Organic Growth Drives Pinnacle's Better Results
Diversified information, communication and technology product and service provider Pinnacle Technology last week reported improvements in its revenue and headline earnings per share for the year to June, citing organic growth as a reason. Revenue rose 11.8% from R2.83bn to R3.17bn, primarily due to organic growth at two of its subsidiaries, WorkGroup and Pinnacle Africa.
Fully diluted headline earnings per share were up 37.6% from 59.1c to 81.3c . This was despite the group's gross profit percentage having been reduced from 15.5% to 15.1% through WorkGroup's better than average growth and the loss of RentNet's high-margin business having diluted the increased gross profit contribution made by Pinnacle Africa.
Regarding prospects for the next financial year, the company said market sentiment is largely positive, with market indicators having reported improved earnings and jobs data. Regarding its own strategies, improved risk management and reporting strategies should contribute to a global platform for sustained, stable growth, the company said.
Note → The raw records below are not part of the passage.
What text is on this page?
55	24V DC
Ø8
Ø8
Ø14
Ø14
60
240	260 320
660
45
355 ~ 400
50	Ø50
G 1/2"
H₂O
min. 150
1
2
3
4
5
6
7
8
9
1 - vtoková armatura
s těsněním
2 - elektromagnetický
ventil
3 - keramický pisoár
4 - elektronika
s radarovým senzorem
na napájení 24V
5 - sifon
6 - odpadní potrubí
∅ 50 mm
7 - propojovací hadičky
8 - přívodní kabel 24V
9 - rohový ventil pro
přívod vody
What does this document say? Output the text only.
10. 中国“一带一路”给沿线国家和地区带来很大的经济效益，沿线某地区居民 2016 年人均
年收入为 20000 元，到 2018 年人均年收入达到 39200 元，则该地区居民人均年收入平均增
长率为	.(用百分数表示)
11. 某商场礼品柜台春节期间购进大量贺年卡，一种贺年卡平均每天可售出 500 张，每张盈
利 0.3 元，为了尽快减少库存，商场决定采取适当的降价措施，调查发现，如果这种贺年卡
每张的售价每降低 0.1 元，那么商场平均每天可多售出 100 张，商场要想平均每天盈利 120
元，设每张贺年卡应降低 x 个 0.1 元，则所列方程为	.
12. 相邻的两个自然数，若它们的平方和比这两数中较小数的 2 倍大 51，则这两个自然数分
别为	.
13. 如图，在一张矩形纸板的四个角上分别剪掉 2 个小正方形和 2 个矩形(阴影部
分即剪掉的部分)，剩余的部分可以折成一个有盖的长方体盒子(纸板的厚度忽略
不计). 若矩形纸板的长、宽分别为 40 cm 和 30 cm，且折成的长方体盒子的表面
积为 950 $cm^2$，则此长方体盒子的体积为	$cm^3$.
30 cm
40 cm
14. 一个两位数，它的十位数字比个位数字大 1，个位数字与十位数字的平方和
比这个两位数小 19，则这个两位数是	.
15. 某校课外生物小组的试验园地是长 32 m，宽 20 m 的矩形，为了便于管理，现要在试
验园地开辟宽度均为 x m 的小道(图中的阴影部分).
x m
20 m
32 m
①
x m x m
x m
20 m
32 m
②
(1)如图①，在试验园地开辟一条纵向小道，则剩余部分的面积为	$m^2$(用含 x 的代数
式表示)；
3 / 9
"The group will, however, continue to focus on cost containment to reduce pressure on revenue generation. Working capital management and cash generation will continue to enjoy attention as the group aims to further improve its balance sheet and corresponding ratings," it said.
Operating expenses as a percentage of revenue fell from 9.6% in the previous financial year to 8.6%. Included in operating expenses was a R13m charge for bad debts. This came after a record number of business failures during the year.
Cash and cash equivalents increased by 14% from R163,65m to R187m. A dividend of 16c per share for the year under review has been proposed, an increase of 33.3% from the previous year's 12c a share. Corporate activity during the year saw Pinnacle establish Moyahabo Digital Solutions, in which it has a 51% interest. It also increased its equity holding in DataNet by 9.9%.
CEO Arnold Fourie said he hopes to have Competition Commission approval to buy out infrastructure distributor Axiz by month-end. The group announced in July that it was buying Axiz for R170.9m. Fourie said once the deal gets the go-ahead, the group plans to start work on another value-adding deal.